I used this cookie cutter, but you can use any heart shaped one you have! The sizes will affect how many cookies or PB hearts you come out with. The smaller ones are easier to manage, but the bigger ones have more of a wow factor, so it’s up to you!

Step by step:

  1. Make the dough by combining all the ingredients in a stand mixer fitted with a paddle attachment until the dough forms.
  2. Spread the dough/filling out onto a sheet of parchment paper, then place another sheet of parchment on top. Use a rolling pin to spread the dough out flat. Freeze until firm, then use a heart cookie cutter to cut out heart shapes.
  3. Place the heart shaped filling/dough pieces onto a cookie sheet and freeze again to firm.
  4. Melt the chocolate in a bowl in the microwave, then (with a fork) submerge the peanut butter hearts into the melted chocolate. Gently place the chocolate hearts onto a sheet of parchment to firm.
  5. Drizzle on a little chocolate on top, and enjoy!
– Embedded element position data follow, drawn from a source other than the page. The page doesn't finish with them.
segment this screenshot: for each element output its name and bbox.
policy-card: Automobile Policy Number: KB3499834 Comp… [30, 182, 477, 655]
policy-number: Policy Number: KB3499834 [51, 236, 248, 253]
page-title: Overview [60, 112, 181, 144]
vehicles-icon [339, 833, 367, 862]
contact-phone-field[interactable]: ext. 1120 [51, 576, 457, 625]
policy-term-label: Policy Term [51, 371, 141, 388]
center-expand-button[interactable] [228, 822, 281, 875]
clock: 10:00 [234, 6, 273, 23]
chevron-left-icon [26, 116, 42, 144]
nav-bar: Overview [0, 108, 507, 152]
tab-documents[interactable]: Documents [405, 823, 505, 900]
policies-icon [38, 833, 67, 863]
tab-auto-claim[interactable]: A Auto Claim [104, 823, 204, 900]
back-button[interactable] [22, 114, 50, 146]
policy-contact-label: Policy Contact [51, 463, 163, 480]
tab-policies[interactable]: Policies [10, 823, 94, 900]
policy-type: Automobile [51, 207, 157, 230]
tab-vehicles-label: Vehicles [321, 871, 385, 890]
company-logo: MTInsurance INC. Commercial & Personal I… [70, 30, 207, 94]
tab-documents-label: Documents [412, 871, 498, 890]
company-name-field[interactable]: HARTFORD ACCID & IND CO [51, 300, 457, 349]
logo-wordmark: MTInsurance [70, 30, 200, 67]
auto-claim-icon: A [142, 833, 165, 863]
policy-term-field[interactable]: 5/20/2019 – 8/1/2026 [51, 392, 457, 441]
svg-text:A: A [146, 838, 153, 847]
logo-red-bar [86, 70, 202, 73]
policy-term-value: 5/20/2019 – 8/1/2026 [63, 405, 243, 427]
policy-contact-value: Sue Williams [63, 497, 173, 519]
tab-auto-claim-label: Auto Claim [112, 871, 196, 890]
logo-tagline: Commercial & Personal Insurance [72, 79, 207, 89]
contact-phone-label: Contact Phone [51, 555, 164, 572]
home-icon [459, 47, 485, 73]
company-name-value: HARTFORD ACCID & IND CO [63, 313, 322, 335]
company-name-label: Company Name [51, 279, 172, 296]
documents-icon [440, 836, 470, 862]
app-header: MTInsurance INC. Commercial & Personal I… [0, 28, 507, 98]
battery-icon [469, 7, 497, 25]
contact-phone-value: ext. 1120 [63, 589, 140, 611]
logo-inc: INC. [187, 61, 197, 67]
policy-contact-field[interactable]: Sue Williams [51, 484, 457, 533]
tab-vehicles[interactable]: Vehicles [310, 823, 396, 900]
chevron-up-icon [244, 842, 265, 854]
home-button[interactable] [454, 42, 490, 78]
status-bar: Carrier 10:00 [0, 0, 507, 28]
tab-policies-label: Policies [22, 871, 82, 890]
How to store the peanut butter hearts

They can be stored in the fridge, freezer, or room temperature – I placed them into a tight-lid container for up to a week, but they can be stored for longer.
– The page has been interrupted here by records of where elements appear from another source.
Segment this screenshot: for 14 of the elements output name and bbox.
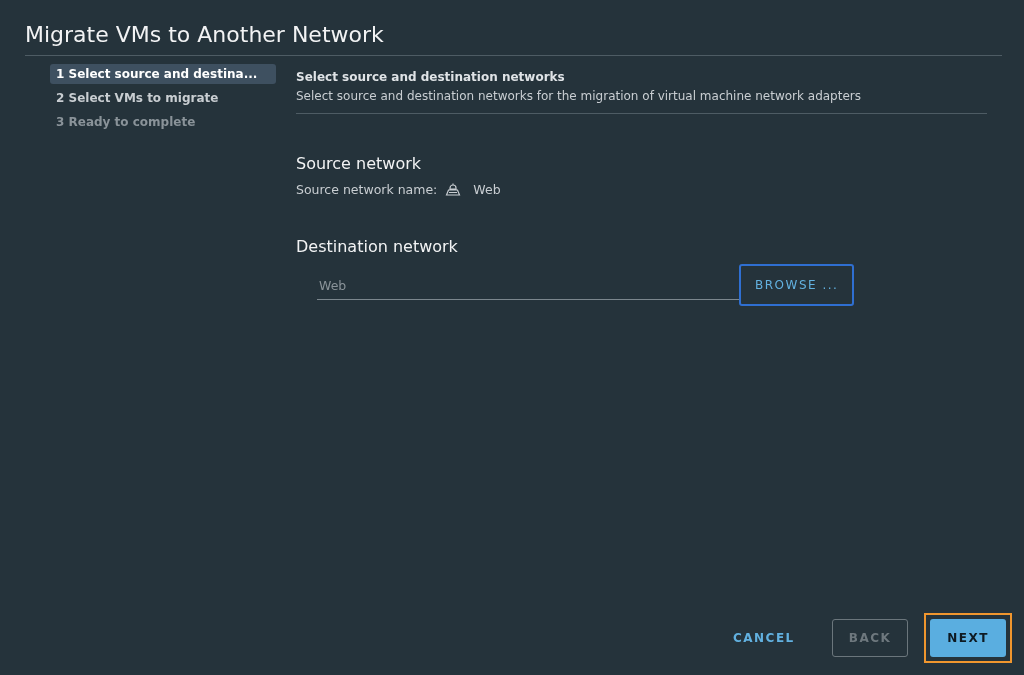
cancel-button[interactable]: CANCEL	[715, 619, 812, 657]
network-icon	[445, 181, 462, 197]
section-heading: Source network	[296, 154, 422, 173]
field-label: Source network name:	[296, 181, 438, 197]
page-title: Select source and destination networks	[296, 70, 566, 84]
wizard-step[interactable]: 2 Select VMs to migrate	[50, 88, 276, 108]
wizard-step[interactable]: 1 Select source and destina...	[50, 64, 276, 84]
network-input[interactable]: Web	[317, 270, 739, 300]
browse-button[interactable]: BROWSE ...	[739, 264, 855, 306]
window-title: Migrate VMs to Another Network	[25, 0, 1002, 56]
next-button[interactable]: NEXT	[930, 619, 1006, 657]
network-name: Web	[473, 181, 501, 197]
page-description: Select source and destination networks for the migration of virtual machine network adapters	[296, 89, 862, 103]
section-heading: Destination network	[296, 237, 459, 256]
Here’s a quick video of the process:

I can’t wait to see what you create! Make sure to tag me @bakingwithblondie or #bakingwithblondie so I can join in on all the fun!

Happy Baking!

xo,

Mandy

Get the Recipe: Easy Chocolate Covered Peanut Butter Hearts

Decadent peanut butter filling coated in a rich chocolate shell shaped in the cutest hearts for Valentine's Day!
Servings: 20 hearts, depending on the size of the cookie cutter

Ingredients
 

  • 1/2 cup unsalted butter, left out at room temperature for 10 minutes
  • 1/4 cup granulated sugar
  • 2 cups creamy peanut butter, I used Skippy brand
  • 1/2 teaspoon salt
  • 1 Tablespoon vanilla extract
  • 4 cups powdered sugar
  • 6-8 cups Ghirardelli Melting Chocolate

Equipment

  • heart shaped cookie cutter
  • Parchment Paper
  • Rolling Pin
  • Cookie Sheet

Instructions
 

  • In a stand mixer fitted with a paddle attachment, whip up the butter, sugar, and peanut butter until it's light and fluffy, about 2 minutes.
  • Add in the salt, vanilla, and powdered sugar and mix in on low speed for about 30 seconds, then whip it up on high speed for 30 seconds to combine the ingredients into a dough-like texture.
  • Lay out a sheet of parchment paper on the counter, dump out the dough onto the parchment paper, then add another sheet of parchment on top. Roll out the dough into about 1/2 or 1/4 inch thick (depends on your preference) sheet.
  • Lift the dough (between the parchment paper) onto a cookie sheet to lay flat and freeze for 30 minutes until firm. Lift up the top layer of parchment, place another sheet of parchment paper onto a different cookie sheet (to prep for baking), then use a heart-shaped cookie cutter to cut out the heart shapes. Place the heart shapes onto the prepared cookie sheet.
  • Combine the scraps into another sheet of peanut butter dough and place it into the freezer again to firm up before cutting again (so repeating the process with the remaining pieces, etc).
  • Place the sheet of heart-shaped peanut butter dough into the freezer for 30 minutes to nearly frozen.
  • Heat the chocolate melts in the microwave for 1 minute, stir, heat for 30 seconds, then stir again until smooth.
  • Working quickly in batches of 2-3 hearts (leaving the rest in the freezer), submerge the frozen peanut butter heart dough in the chocolate, then carefully lift them with a fork (tapping gently to remove any excess chocolate). Place the chocolate covered peanut butter heart onto a sheet of parchment paper. Let the chocolate firm. Repeat (in batches) with the remaining peanut butter hearts).
  • Add about a half cup of the melted chocolate to a squeeze bottle, drip bottle, piping bag, or plastic baggie, and then drizzle on the chocolate onto the chocolate hearts.
  • Enjoy! Store at room temperature or in the fridge covered for up to two weeks.